Abstract

Carbon Capture and Storage (CCS) and Carbon Capture and Utilization (CCU) are two CO2-based technologies aiming at mitigating climate change by capturing and either permanently storing CO2 (CCS) or using it as a feedstock (CCU) for commercial products, e.g., chemicals, fuels, or plastic products. Whereas the implementation of CCS has attracted considerable public opposition in Europe and the US, the CCU-technology is still in an early development stage. This research takes a social science perspective and investigates the awareness, general perception and acceptance of CCS in comparison to CCU by applying an online survey in Germany (2017, n = 509).

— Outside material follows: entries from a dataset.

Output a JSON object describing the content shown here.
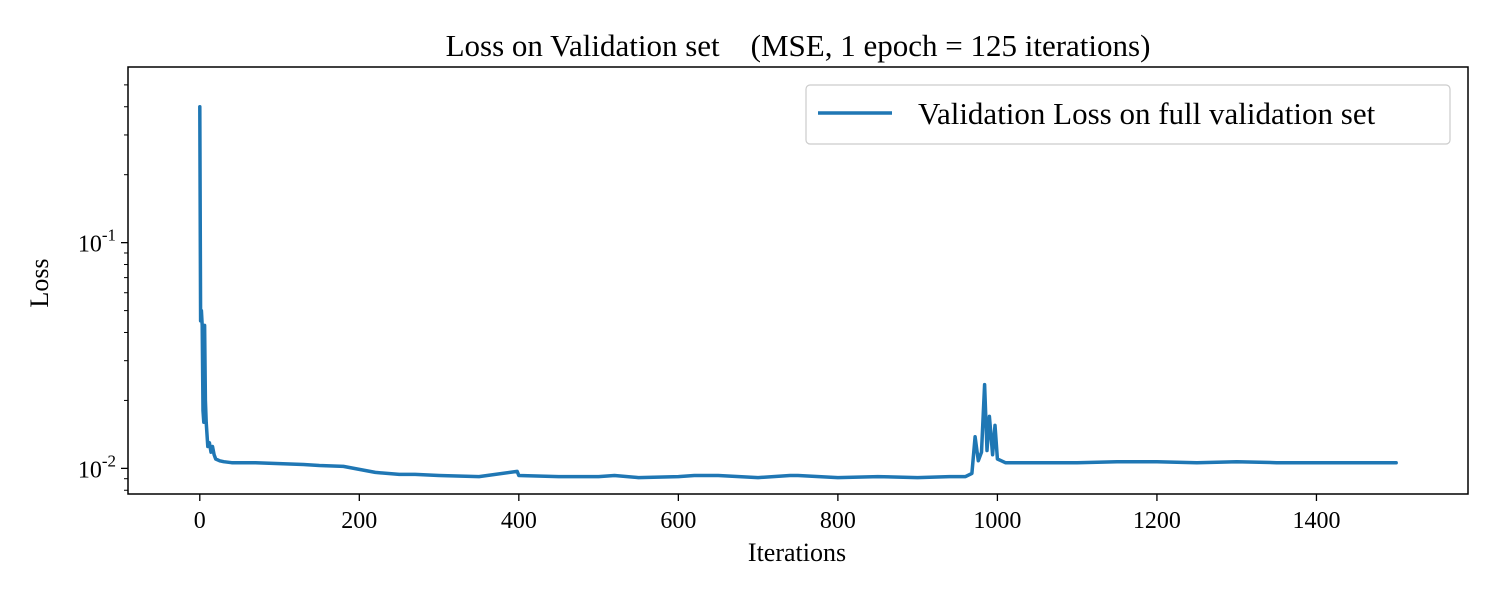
{
  "chart_data": {
    "type": "line",
    "title": "Loss on Validation set    (MSE, 1 epoch = 125 iterations)",
    "xlabel": "Iterations",
    "ylabel": "Loss",
    "xlim": [
      -90,
      1590
    ],
    "ylim": [
      0.0077,
      0.6
    ],
    "yscale": "log",
    "grid": false,
    "legend_position": "top-right",
    "x_ticks": [
      0,
      200,
      400,
      600,
      800,
      1000,
      1200,
      1400
    ],
    "x_tick_labels": [
      "0",
      "200",
      "400",
      "600",
      "800",
      "1000",
      "1200",
      "1400"
    ],
    "y_ticks": [
      0.01,
      0.1
    ],
    "y_tick_labels": [
      {
        "base": "10",
        "exp": "-2"
      },
      {
        "base": "10",
        "exp": "-1"
      }
    ],
    "series": [
      {
        "name": "Validation Loss on full validation set",
        "color": "#1f77b4",
        "x": [
          0,
          1,
          2,
          3,
          4,
          5,
          6,
          7,
          8,
          10,
          12,
          14,
          16,
          18,
          20,
          25,
          30,
          40,
          50,
          70,
          100,
          130,
          150,
          180,
          200,
          220,
          250,
          270,
          300,
          350,
          398,
          400,
          450,
          500,
          520,
          550,
          600,
          620,
          650,
          700,
          740,
          750,
          800,
          850,
          900,
          940,
          960,
          968,
          972,
          976,
          980,
          984,
          987,
          990,
          994,
          997,
          1000,
          1005,
          1010,
          1050,
          1100,
          1150,
          1200,
          1250,
          1300,
          1350,
          1400,
          1450,
          1500
        ],
        "y": [
          0.4,
          0.045,
          0.05,
          0.043,
          0.018,
          0.016,
          0.043,
          0.02,
          0.016,
          0.0125,
          0.013,
          0.0118,
          0.0125,
          0.0115,
          0.011,
          0.0108,
          0.0107,
          0.0106,
          0.0106,
          0.0106,
          0.0105,
          0.0104,
          0.0103,
          0.0102,
          0.0099,
          0.0096,
          0.0094,
          0.0094,
          0.0093,
          0.0092,
          0.0097,
          0.0093,
          0.0092,
          0.0092,
          0.0093,
          0.0091,
          0.0092,
          0.0093,
          0.0093,
          0.0091,
          0.0093,
          0.0093,
          0.0091,
          0.0092,
          0.0091,
          0.0092,
          0.0092,
          0.0095,
          0.0138,
          0.0108,
          0.0118,
          0.0235,
          0.012,
          0.017,
          0.0115,
          0.0155,
          0.011,
          0.0108,
          0.0106,
          0.0106,
          0.0106,
          0.0107,
          0.0107,
          0.0106,
          0.0107,
          0.0106,
          0.0106,
          0.0106,
          0.0106
        ]
      }
    ]
  }
}
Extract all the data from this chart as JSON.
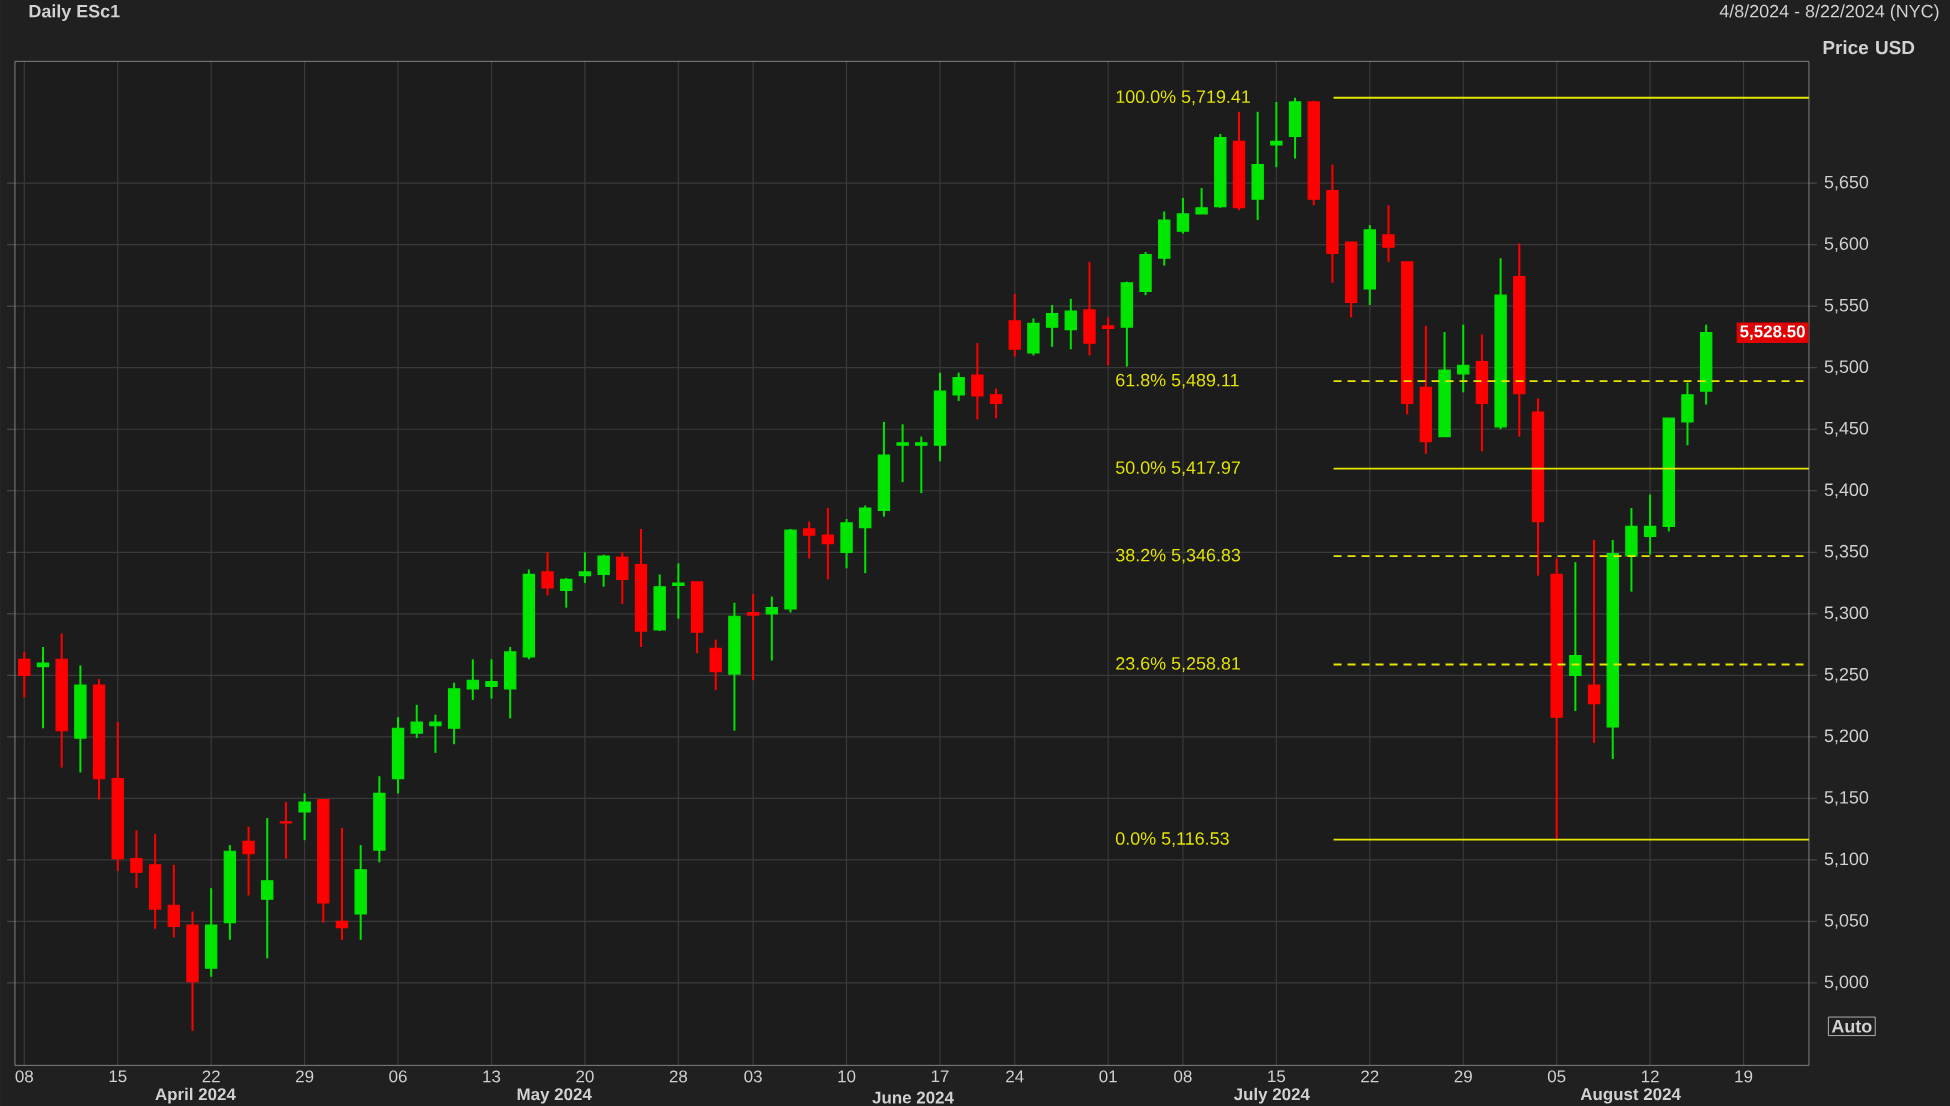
{
  "chart_data": {
    "type": "candlestick",
    "title": "Daily ESc1",
    "subtitle": "4/8/2024 - 8/22/2024 (NYC)",
    "ylabel": "Price USD",
    "categories": [
      "08",
      null,
      null,
      null,
      null,
      "15",
      null,
      null,
      null,
      null,
      "22",
      null,
      null,
      null,
      null,
      "29",
      null,
      null,
      null,
      null,
      "06",
      null,
      null,
      null,
      null,
      "13",
      null,
      null,
      null,
      null,
      "20",
      null,
      null,
      null,
      null,
      "28",
      null,
      null,
      null,
      "03",
      null,
      null,
      null,
      null,
      "10",
      null,
      null,
      null,
      null,
      "17",
      null,
      null,
      null,
      "24",
      null,
      null,
      null,
      null,
      "01",
      null,
      null,
      null,
      "08",
      null,
      null,
      null,
      null,
      "15",
      null,
      null,
      null,
      null,
      "22",
      null,
      null,
      null,
      null,
      "29",
      null,
      null,
      null,
      null,
      "05",
      null,
      null,
      null,
      null,
      "12",
      null,
      null,
      null,
      null,
      "19",
      null,
      null,
      null
    ],
    "ohlc": [
      [
        5263,
        5269,
        5232,
        5250
      ],
      [
        5257,
        5273,
        5207,
        5260
      ],
      [
        5263,
        5284,
        5175,
        5205
      ],
      [
        5199,
        5258,
        5171,
        5242
      ],
      [
        5242,
        5247,
        5149,
        5166
      ],
      [
        5166,
        5212,
        5091,
        5101
      ],
      [
        5101,
        5124,
        5077,
        5090
      ],
      [
        5096,
        5121,
        5044,
        5060
      ],
      [
        5063,
        5096,
        5037,
        5046
      ],
      [
        5047,
        5058,
        4961,
        5001
      ],
      [
        5012,
        5077,
        5005,
        5047
      ],
      [
        5049,
        5112,
        5035,
        5107
      ],
      [
        5115,
        5127,
        5071,
        5105
      ],
      [
        5068,
        5134,
        5020,
        5083
      ],
      [
        5131,
        5147,
        5101,
        5130
      ],
      [
        5139,
        5154,
        5116,
        5147
      ],
      [
        5149,
        5149,
        5049,
        5065
      ],
      [
        5050,
        5126,
        5035,
        5045
      ],
      [
        5056,
        5112,
        5035,
        5092
      ],
      [
        5108,
        5168,
        5098,
        5154
      ],
      [
        5166,
        5216,
        5154,
        5207
      ],
      [
        5203,
        5226,
        5199,
        5212
      ],
      [
        5209,
        5218,
        5187,
        5212
      ],
      [
        5207,
        5244,
        5194,
        5239
      ],
      [
        5239,
        5263,
        5230,
        5246
      ],
      [
        5241,
        5263,
        5231,
        5245
      ],
      [
        5239,
        5273,
        5215,
        5269
      ],
      [
        5265,
        5336,
        5263,
        5332
      ],
      [
        5334,
        5350,
        5315,
        5321
      ],
      [
        5319,
        5329,
        5305,
        5328
      ],
      [
        5331,
        5350,
        5325,
        5334
      ],
      [
        5332,
        5348,
        5322,
        5347
      ],
      [
        5346,
        5350,
        5308,
        5328
      ],
      [
        5340,
        5369,
        5273,
        5286
      ],
      [
        5287,
        5332,
        5286,
        5322
      ],
      [
        5323,
        5341,
        5296,
        5325
      ],
      [
        5326,
        5326,
        5268,
        5285
      ],
      [
        5272,
        5279,
        5238,
        5253
      ],
      [
        5251,
        5309,
        5205,
        5298
      ],
      [
        5301,
        5316,
        5246,
        5299
      ],
      [
        5300,
        5314,
        5262,
        5305
      ],
      [
        5304,
        5369,
        5301,
        5368
      ],
      [
        5369,
        5375,
        5345,
        5364
      ],
      [
        5364,
        5386,
        5328,
        5357
      ],
      [
        5350,
        5377,
        5337,
        5374
      ],
      [
        5370,
        5388,
        5333,
        5386
      ],
      [
        5384,
        5456,
        5379,
        5429
      ],
      [
        5437,
        5454,
        5407,
        5439
      ],
      [
        5437,
        5444,
        5398,
        5439
      ],
      [
        5437,
        5496,
        5424,
        5481
      ],
      [
        5478,
        5496,
        5473,
        5492
      ],
      [
        5494,
        5520,
        5458,
        5477
      ],
      [
        5478,
        5483,
        5459,
        5471
      ],
      [
        5538,
        5560,
        5509,
        5515
      ],
      [
        5512,
        5540,
        5510,
        5536
      ],
      [
        5533,
        5551,
        5517,
        5544
      ],
      [
        5531,
        5556,
        5515,
        5546
      ],
      [
        5547,
        5586,
        5510,
        5520
      ],
      [
        5534,
        5541,
        5502,
        5532
      ],
      [
        5533,
        5570,
        5501,
        5569
      ],
      [
        5562,
        5594,
        5559,
        5592
      ],
      [
        5589,
        5627,
        5583,
        5620
      ],
      [
        5611,
        5638,
        5609,
        5625
      ],
      [
        5625,
        5646,
        5625,
        5630
      ],
      [
        5631,
        5690,
        5630,
        5687
      ],
      [
        5684,
        5708,
        5628,
        5630
      ],
      [
        5637,
        5708,
        5620,
        5665
      ],
      [
        5681,
        5716,
        5663,
        5684
      ],
      [
        5688,
        5719.41,
        5670,
        5716
      ],
      [
        5716,
        5717,
        5632,
        5637
      ],
      [
        5644,
        5665,
        5569,
        5593
      ],
      [
        5602,
        5602,
        5541,
        5553
      ],
      [
        5564,
        5616,
        5551,
        5612
      ],
      [
        5608,
        5632,
        5586,
        5598
      ],
      [
        5586,
        5586,
        5462,
        5471
      ],
      [
        5484,
        5534,
        5430,
        5440
      ],
      [
        5444,
        5529,
        5444,
        5498
      ],
      [
        5495,
        5535,
        5480,
        5502
      ],
      [
        5505,
        5527,
        5432,
        5471
      ],
      [
        5452,
        5589,
        5450,
        5559
      ],
      [
        5574,
        5601,
        5444,
        5479
      ],
      [
        5464,
        5475,
        5331,
        5375
      ],
      [
        5332,
        5345,
        5116.53,
        5216
      ],
      [
        5250,
        5342,
        5221,
        5266
      ],
      [
        5242,
        5360,
        5195,
        5227
      ],
      [
        5208,
        5360,
        5182,
        5349
      ],
      [
        5347,
        5386,
        5318,
        5371
      ],
      [
        5363,
        5397,
        5348,
        5371
      ],
      [
        5371,
        5459,
        5367,
        5459
      ],
      [
        5456,
        5488,
        5437,
        5478
      ],
      [
        5481,
        5535,
        5470,
        5528.5
      ],
      null,
      null,
      null,
      null,
      null
    ],
    "colors": [
      "#ff0000",
      "#00e600",
      "#ff0000",
      "#00e600",
      "#ff0000",
      "#ff0000",
      "#ff0000",
      "#ff0000",
      "#ff0000",
      "#ff0000",
      "#00e600",
      "#00e600",
      "#ff0000",
      "#00e600",
      "#ff0000",
      "#00e600",
      "#ff0000",
      "#ff0000",
      "#00e600",
      "#00e600",
      "#00e600",
      "#00e600",
      "#00e600",
      "#00e600",
      "#00e600",
      "#00e600",
      "#00e600",
      "#00e600",
      "#ff0000",
      "#00e600",
      "#00e600",
      "#00e600",
      "#ff0000",
      "#ff0000",
      "#00e600",
      "#00e600",
      "#ff0000",
      "#ff0000",
      "#00e600",
      "#ff0000",
      "#00e600",
      "#00e600",
      "#ff0000",
      "#ff0000",
      "#00e600",
      "#00e600",
      "#00e600",
      "#00e600",
      "#00e600",
      "#00e600",
      "#00e600",
      "#ff0000",
      "#ff0000",
      "#ff0000",
      "#00e600",
      "#00e600",
      "#00e600",
      "#ff0000",
      "#ff0000",
      "#00e600",
      "#00e600",
      "#00e600",
      "#00e600",
      "#00e600",
      "#00e600",
      "#ff0000",
      "#00e600",
      "#00e600",
      "#00e600",
      "#ff0000",
      "#ff0000",
      "#ff0000",
      "#00e600",
      "#ff0000",
      "#ff0000",
      "#ff0000",
      "#00e600",
      "#00e600",
      "#ff0000",
      "#00e600",
      "#ff0000",
      "#ff0000",
      "#ff0000",
      "#00e600",
      "#ff0000",
      "#00e600",
      "#00e600",
      "#00e600",
      "#00e600",
      "#00e600",
      "#00e600",
      null,
      null,
      null,
      null,
      null
    ],
    "ylim": [
      4933,
      5749
    ],
    "yticks": [
      {
        "value": 5000,
        "label": "5,000"
      },
      {
        "value": 5050,
        "label": "5,050"
      },
      {
        "value": 5100,
        "label": "5,100"
      },
      {
        "value": 5150,
        "label": "5,150"
      },
      {
        "value": 5200,
        "label": "5,200"
      },
      {
        "value": 5250,
        "label": "5,250"
      },
      {
        "value": 5300,
        "label": "5,300"
      },
      {
        "value": 5350,
        "label": "5,350"
      },
      {
        "value": 5400,
        "label": "5,400"
      },
      {
        "value": 5450,
        "label": "5,450"
      },
      {
        "value": 5500,
        "label": "5,500"
      },
      {
        "value": 5550,
        "label": "5,550"
      },
      {
        "value": 5600,
        "label": "5,600"
      },
      {
        "value": 5650,
        "label": "5,650"
      }
    ],
    "grid": true,
    "ref_lines": [
      {
        "axis": "y",
        "value": 5719.41,
        "label": "100.0% 5,719.41",
        "color": "#e6e600",
        "line_style": "solid"
      },
      {
        "axis": "y",
        "value": 5489.11,
        "label": "61.8% 5,489.11",
        "color": "#e6e600",
        "line_style": "dashed"
      },
      {
        "axis": "y",
        "value": 5417.97,
        "label": "50.0% 5,417.97",
        "color": "#e6e600",
        "line_style": "solid"
      },
      {
        "axis": "y",
        "value": 5346.83,
        "label": "38.2% 5,346.83",
        "color": "#e6e600",
        "line_style": "dashed"
      },
      {
        "axis": "y",
        "value": 5258.81,
        "label": "23.6% 5,258.81",
        "color": "#e6e600",
        "line_style": "dashed"
      },
      {
        "axis": "y",
        "value": 5116.53,
        "label": "0.0% 5,116.53",
        "color": "#e6e600",
        "line_style": "solid"
      }
    ],
    "annotations": [
      "April 2024",
      "May 2024",
      "June 2024",
      "July 2024",
      "August 2024",
      "Auto",
      "5,528.50"
    ]
  }
}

In addition, the risk perception of single steps in the CCU/CCS process chains was explored (CCS: CO2-capturing, CO2-transport, CO2-storage; CCU: CO2-capturing, CO2-transport, temporary CO2-storage, production, product usage, product disposal). Significant differences were found for the perception and acceptance of CCS and CCU: while both technologies were generally accepted, CCU was perceived significantly more positively than CCS. CCS-acceptance was negatively influenced by storage and transport risks; for CCU, disposal and product risks decreased acceptance. Our results contribute to the development of communication concepts for a successful implementation of CO2-based technologies by considering public concerns.